Kler, états de présence est le solo show de Joël Alain Dervaux, qui suit depuis des années la transition d’un jeune homme, Kler. Avec une forme de douceur et de radicalité, les deux tissent un récit à la fois pudique et frontal. Portrait intime d’un corps qui refuse désormais l’état d’absence à soi-même et au monde. Découvrez l’exposition jusqu’au 6 avril.

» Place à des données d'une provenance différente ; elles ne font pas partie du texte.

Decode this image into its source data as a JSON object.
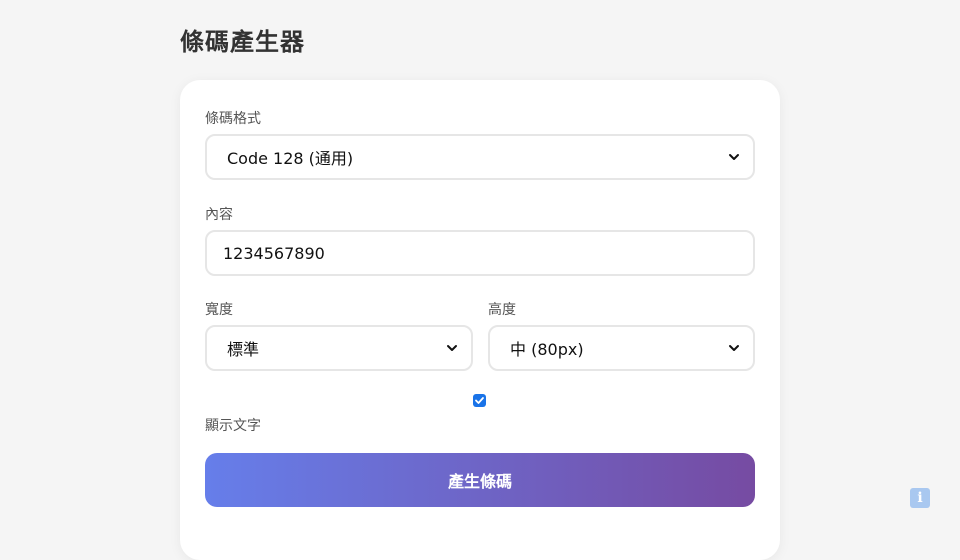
{
  "page": {
    "title": "條碼產生器"
  },
  "form": {
    "format": {
      "label": "條碼格式",
      "selected": "Code 128 (通用)"
    },
    "content": {
      "label": "內容",
      "value": "1234567890"
    },
    "width": {
      "label": "寬度",
      "selected": "標準"
    },
    "height": {
      "label": "高度",
      "selected": "中 (80px)"
    },
    "show_text": {
      "label": "顯示文字",
      "checked": true
    },
    "generate_label": "產生條碼"
  },
  "icons": {
    "chevron": "chevron-down-icon",
    "checkmark": "checkmark-icon",
    "info": "info-icon"
  },
  "colors": {
    "gradient_start": "#667eea",
    "gradient_end": "#764ba2",
    "checkbox": "#1a73e8",
    "info_badge": "#a9c8f0"
  }
}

Le mot « queer » est impossible à définir et c’est bien cette fluidité essentielle qui met à mal la philosophie straight, obsédée par les catégories et les cadres fixes. Si nous voulions, malgré tout, identifier une constante de cette pensée, nous pourrions la situer dans la « tendresse radicale ». Une façon douce, épanouissante et tolérante de vivre et de concevoir le corps, couplée à la ferme intention de la liberté. La lutte politique et le soin intime vont de pair. C’est ce que l’on peut apercevoir dans la série Kler, états de présence, un travail de Joël Alain Dervaux, exposé jusqu’au 6 avril au 21 rue Guénégaud, Paris. C’est l’histoire d’une rencontre entre un photographe et une personne en transition, qui l’accueille avec courage dans son intimité. Par des regards et des gestes, Kler prend « le risque de livrer à l’objectif la marque du désir (« désir » : ce qui nous meut et nous rend vivants) », comme l’explique Dervaux. Lors de cette quête de soi, « les vêtements et les accessoires issus du vestiaire masculin représentent un premier moyen privilégié d’appropriation du genre, tandis que se déroule le processus des injections et que se font chair d’autres signifiants du masculin. » Une exposition qui dégage une douceur libératrice et guérisseuse, une force politique radicale et joyeuse.
Un épanouissement du Soi
Le chemin de Kler est celui d’une reconnaissance intime. Au-delà d’une transition, il est aussi un épanouissement du soi et un jaillissement. À travers ces portraits en noir et blanc, émerge le courage de cette personne, qui franchit les normes imposées et refuse le regard social, gorgé de moralisme et de faux-semblants. Transitionner est un moment courageux de vulnérabilité corporelle. C’est un processus qui demande une énorme force intérieure et une « tendresse radicale » de la part de l’entourage. Pour le photographe, il s’agit là d’une « quête d’identité mue par le désir » et, peut-être, de co-créer un endroit de soin et d’empowerment. Le projet refuse de tomber dans le documentaire, un format qui risquerait de tendre vers un certain voyeurisme. Bien au contraire, le modèle et le photographe se rencontrent et écrivent ensemble ce récit, au sein duquel le véritable protagoniste demeure Kler.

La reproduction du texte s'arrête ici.